Ask Slashdot: Open Hardware/Software-Based Security Token?

Qbertino (265505) writes I've been musing about a security setup to allow my coworkers/users access to files from the outside. I want security to be a little safer than pure key- or password-based SSH access, and some super-expensive RSA Token setup is out of question. I've been wondering whether there are any feasible and working FOSS and open hardware-based security token generator projects out there. It'd be best with ready-made server-side scripts/daemons. Perhaps something Arduino or Raspberry Pi based? Has anybody tried something like this? What are your experiences? What do you use? How would you attempt an open hardware FOSS solution to this problem?

Yubikey is the way to go...

[bubulubugoth]

Yubikey is a USB OTP generator, it can be integrated quite easily and it has ssh and a little fast dig up I found this link about yubikey and openvpn..
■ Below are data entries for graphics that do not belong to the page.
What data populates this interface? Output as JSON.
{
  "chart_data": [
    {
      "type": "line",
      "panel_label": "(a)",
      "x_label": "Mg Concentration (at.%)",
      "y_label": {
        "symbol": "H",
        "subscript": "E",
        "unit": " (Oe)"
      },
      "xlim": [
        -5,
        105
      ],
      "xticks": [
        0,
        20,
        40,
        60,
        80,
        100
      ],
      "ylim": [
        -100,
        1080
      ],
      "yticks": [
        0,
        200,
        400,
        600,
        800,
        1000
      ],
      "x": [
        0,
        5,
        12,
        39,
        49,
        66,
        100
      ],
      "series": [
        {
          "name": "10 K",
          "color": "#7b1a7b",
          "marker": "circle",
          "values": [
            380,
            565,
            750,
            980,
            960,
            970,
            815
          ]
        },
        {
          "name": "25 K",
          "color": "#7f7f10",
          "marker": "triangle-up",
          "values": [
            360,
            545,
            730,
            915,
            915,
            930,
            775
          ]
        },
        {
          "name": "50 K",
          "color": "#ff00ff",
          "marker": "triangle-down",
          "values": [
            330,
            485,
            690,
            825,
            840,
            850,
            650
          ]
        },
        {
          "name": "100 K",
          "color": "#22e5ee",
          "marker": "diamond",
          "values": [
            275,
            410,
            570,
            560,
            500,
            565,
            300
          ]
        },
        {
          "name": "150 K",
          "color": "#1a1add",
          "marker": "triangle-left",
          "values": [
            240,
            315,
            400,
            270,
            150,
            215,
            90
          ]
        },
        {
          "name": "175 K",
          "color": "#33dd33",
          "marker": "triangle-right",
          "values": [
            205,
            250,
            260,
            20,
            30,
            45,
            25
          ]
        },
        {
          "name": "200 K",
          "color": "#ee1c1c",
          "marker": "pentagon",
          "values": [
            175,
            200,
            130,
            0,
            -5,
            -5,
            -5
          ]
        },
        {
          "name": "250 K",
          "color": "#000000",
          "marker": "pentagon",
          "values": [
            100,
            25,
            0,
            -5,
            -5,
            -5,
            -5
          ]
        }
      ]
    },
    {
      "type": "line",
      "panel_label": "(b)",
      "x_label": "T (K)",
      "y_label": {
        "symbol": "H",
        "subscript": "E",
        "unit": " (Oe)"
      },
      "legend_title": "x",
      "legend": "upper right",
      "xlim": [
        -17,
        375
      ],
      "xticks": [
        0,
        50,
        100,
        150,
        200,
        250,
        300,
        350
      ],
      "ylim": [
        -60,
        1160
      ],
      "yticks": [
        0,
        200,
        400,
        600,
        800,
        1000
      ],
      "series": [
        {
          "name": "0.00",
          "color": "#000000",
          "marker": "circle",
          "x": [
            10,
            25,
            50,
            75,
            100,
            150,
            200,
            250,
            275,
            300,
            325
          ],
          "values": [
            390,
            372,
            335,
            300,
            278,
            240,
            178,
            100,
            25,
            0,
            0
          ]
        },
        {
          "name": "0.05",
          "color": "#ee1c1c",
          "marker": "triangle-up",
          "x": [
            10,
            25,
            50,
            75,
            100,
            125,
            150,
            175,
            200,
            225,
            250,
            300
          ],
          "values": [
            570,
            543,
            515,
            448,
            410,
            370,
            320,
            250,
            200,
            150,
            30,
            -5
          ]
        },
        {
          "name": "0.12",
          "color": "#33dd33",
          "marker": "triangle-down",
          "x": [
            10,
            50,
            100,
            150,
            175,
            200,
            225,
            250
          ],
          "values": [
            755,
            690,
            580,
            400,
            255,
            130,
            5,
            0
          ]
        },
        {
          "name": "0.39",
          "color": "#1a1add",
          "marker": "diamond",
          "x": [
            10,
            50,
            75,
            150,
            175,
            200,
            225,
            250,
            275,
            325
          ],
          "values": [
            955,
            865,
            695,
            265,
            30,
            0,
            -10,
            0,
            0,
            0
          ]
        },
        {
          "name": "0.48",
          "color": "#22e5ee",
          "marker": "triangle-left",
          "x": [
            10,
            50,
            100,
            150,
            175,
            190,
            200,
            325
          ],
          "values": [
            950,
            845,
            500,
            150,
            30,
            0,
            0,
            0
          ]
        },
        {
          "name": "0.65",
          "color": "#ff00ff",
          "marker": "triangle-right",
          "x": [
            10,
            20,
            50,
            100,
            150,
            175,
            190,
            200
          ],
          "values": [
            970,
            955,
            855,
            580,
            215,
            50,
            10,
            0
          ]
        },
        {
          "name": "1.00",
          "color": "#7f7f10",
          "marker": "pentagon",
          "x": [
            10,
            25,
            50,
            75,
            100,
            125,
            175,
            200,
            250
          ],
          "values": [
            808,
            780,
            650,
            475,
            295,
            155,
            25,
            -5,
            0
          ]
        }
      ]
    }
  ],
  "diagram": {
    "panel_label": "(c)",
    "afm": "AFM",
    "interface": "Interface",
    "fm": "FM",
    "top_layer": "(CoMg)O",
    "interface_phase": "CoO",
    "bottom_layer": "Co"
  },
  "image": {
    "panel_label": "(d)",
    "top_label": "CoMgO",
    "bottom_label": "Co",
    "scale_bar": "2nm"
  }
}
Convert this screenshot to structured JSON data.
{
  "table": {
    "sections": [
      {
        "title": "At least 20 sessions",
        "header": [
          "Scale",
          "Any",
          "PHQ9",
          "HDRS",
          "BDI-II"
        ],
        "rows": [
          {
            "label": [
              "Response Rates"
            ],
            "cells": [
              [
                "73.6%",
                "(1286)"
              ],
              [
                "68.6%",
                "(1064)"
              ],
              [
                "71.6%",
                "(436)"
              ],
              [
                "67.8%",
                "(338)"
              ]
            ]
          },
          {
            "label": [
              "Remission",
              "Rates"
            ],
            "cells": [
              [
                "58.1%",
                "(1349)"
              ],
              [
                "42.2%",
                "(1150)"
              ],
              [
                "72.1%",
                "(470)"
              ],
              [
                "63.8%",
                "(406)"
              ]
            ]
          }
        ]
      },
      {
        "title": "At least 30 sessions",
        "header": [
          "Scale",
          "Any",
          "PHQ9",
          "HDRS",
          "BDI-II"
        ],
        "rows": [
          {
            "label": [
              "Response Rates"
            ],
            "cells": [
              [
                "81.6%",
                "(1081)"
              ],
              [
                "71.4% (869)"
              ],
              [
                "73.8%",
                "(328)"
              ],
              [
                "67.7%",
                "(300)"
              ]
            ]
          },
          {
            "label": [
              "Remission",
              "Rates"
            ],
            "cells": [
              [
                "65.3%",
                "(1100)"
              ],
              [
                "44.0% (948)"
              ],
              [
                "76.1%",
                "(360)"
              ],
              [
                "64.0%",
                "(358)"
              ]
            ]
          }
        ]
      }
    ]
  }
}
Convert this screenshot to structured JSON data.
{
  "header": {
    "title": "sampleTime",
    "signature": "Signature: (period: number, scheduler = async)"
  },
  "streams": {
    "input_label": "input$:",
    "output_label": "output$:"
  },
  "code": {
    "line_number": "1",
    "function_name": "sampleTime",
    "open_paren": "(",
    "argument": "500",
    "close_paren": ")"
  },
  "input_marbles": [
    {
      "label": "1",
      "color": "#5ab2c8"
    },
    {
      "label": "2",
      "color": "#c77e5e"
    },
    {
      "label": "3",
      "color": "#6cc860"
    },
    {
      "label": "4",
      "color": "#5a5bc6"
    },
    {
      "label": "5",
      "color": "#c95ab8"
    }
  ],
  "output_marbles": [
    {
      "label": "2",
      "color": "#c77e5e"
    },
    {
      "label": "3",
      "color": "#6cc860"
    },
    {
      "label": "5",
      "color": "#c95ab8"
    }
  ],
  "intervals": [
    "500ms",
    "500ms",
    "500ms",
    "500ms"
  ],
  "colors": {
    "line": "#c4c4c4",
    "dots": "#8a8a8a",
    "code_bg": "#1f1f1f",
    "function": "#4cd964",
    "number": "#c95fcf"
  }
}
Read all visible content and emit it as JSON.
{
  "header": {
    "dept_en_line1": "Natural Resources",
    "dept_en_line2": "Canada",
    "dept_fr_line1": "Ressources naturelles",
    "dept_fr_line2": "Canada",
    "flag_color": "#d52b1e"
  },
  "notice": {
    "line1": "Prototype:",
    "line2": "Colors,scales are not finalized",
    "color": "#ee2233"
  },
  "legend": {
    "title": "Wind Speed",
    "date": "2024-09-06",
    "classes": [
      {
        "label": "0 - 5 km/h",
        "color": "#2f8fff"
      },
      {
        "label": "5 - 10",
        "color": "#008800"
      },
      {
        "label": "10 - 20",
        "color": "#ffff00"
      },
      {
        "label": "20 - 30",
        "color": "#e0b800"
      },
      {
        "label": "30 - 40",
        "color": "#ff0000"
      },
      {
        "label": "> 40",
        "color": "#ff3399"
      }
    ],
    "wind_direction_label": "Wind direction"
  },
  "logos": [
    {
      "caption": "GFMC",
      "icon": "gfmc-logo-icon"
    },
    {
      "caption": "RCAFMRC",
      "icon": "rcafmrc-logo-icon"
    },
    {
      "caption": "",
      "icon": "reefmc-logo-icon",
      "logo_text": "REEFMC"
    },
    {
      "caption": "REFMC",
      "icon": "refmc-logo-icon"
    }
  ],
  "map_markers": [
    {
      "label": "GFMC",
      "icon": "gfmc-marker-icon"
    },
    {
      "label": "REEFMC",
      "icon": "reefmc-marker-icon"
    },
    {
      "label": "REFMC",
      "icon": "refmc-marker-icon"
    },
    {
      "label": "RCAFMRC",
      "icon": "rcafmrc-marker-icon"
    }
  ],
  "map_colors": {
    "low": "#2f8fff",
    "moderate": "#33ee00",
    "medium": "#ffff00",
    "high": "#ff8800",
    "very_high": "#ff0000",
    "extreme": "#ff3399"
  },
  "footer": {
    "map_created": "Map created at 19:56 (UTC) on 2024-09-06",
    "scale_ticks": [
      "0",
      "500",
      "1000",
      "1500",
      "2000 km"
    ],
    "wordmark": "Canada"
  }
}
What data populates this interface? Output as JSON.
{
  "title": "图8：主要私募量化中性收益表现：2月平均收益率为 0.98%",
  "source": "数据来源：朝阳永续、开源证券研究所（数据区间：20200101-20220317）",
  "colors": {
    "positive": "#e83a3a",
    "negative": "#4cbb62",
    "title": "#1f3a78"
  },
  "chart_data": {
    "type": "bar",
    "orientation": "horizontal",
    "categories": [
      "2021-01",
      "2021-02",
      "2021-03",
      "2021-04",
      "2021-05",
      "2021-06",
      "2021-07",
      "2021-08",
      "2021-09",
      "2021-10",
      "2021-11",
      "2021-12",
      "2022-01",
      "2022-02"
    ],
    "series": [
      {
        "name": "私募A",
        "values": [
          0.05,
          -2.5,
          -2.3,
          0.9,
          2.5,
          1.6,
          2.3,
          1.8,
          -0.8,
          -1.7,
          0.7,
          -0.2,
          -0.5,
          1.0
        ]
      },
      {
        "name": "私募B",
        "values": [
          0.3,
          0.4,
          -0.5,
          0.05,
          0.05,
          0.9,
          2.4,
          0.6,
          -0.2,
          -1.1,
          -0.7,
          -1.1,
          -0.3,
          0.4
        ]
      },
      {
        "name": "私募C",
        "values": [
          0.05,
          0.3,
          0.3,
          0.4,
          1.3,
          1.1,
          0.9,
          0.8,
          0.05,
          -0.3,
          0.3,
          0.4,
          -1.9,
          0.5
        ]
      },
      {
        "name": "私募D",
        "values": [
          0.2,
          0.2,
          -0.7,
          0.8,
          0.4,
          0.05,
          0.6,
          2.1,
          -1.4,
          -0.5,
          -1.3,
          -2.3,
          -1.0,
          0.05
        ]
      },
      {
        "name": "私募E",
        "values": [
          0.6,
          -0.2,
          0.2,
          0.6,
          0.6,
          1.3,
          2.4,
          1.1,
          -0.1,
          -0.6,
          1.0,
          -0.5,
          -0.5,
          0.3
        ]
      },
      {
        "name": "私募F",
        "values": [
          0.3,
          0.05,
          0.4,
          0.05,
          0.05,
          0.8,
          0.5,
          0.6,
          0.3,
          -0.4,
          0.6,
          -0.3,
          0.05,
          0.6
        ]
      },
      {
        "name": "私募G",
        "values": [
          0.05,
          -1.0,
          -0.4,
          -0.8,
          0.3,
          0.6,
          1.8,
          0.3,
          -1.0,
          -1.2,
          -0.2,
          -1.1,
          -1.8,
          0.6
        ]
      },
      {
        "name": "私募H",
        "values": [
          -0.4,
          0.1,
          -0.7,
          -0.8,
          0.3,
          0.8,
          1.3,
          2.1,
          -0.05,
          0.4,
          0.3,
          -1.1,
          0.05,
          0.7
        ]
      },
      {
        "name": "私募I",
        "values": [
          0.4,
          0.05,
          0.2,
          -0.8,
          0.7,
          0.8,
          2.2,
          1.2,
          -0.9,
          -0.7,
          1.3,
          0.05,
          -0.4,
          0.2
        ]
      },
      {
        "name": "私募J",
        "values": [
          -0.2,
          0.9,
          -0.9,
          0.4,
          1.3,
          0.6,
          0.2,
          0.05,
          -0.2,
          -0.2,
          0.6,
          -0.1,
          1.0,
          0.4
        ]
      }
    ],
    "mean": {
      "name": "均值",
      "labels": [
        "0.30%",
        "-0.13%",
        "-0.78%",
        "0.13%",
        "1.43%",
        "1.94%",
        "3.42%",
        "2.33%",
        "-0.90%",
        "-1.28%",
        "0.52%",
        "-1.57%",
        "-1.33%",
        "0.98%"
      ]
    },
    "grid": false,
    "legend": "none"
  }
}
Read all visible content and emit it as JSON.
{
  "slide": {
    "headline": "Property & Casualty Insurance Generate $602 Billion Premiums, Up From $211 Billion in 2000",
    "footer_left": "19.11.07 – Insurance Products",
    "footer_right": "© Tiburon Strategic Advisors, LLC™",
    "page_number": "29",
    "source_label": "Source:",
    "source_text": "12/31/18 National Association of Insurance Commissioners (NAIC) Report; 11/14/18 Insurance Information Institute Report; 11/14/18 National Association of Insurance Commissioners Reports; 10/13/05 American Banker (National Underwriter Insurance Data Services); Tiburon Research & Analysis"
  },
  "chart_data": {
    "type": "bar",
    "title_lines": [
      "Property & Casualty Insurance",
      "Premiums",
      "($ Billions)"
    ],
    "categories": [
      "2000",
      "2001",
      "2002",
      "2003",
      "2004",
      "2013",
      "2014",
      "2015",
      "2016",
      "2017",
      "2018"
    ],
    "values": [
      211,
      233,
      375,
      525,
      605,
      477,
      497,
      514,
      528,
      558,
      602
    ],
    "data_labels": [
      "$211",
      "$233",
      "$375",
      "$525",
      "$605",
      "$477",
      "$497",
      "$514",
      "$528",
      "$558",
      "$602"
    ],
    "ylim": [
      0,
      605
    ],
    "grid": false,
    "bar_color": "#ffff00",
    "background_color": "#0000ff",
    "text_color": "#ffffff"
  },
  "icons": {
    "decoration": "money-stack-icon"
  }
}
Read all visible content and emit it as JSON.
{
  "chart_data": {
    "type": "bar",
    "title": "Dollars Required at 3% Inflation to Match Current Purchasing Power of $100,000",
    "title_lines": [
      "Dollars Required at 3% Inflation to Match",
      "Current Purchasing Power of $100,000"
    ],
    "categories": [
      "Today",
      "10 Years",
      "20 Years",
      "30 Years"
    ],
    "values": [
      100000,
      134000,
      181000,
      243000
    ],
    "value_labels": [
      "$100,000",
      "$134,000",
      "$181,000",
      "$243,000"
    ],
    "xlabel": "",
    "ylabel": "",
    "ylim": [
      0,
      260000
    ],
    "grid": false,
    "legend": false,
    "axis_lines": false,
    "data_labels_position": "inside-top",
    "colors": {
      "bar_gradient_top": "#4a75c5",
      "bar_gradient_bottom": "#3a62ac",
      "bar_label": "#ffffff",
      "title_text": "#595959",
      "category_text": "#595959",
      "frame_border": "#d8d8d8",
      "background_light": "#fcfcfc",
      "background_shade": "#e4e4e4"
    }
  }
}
http://www.yubico.com/applicat...
http://forum.yubico.com/viewto...

OATH

[Roadmaster]

My organization uses 2FA with a standard that's compatible with Google Authenticator and a Yubikey (OATH: http://en.wikipedia.org/wiki/I... and http://www.nongnu.org/oath-too...). People with smartphones could use Google Authenticator to obtain auth tokens; an inexpensive ($25 per person) yubikey provides a very easy way to enter tokens without much hassle; and the open-source oathtool can generate tokens for other uses (i.e. add a "paper" authentication device with a long list of sequential tokens).

Google Authenticator for software tokens

[heypete]

For software tokens, Google Authenticator has apps for Android, iOS, and BlackBerry. They implement the TOTP standard, so any compatible code-generating software (such as the J2ME app I have on my non-smartphone) will work with it.

They also have a PAM module that works with SSH (or anything else that uses PAM). I've used it before, and it works great.

For reference, neither the apps nor the PAM module depend in any way on Google services, they don't send any data to Google, and will work perfectly happily in a totally offline environment (assuming all the servers and client apps have synchronized clocks).

Re:You can create a token but keep it off nets

[TheCarp]

All true and yet, I don't see how any of that matters. The point of using the phone is it is something you have, and its not tied to the device you are connecting with. Yes, you may lose the phone more often, BUT...that just means you replace the phone and reload the software with a new key....BFD.

Stealing your phone doesn't reveal what systems you would connect to. Getting access to your laptop, doesn't provide the authentication token. Its about using two factors that are not tied to eachother in a way that a remote attacker can discern that improves the security of such a system.

which is why I strongly disagree that an app on the laptop is better.... because an app on the laptop is on the laptop, one device which connects to it all. Or another way to think of it...where is the safest place for the key to your safe.... in an unmarked envelope in your house....or in an unmarked envelope at your friend's house?

Even if your friend's house is less secure than your own, its still the better place because.... there is no way for the attacker to make the association needed to find it....even if it is your friend's house that he robs, even if he finds the key there!

Sure its not protection from specific kinds of attackers, but, if your security measures need to stand up to NSA levels of scrutiny, I have no problem declaring your requirements out of scope for this level of discussion, and far beyond most people who could benefit from simple tokens.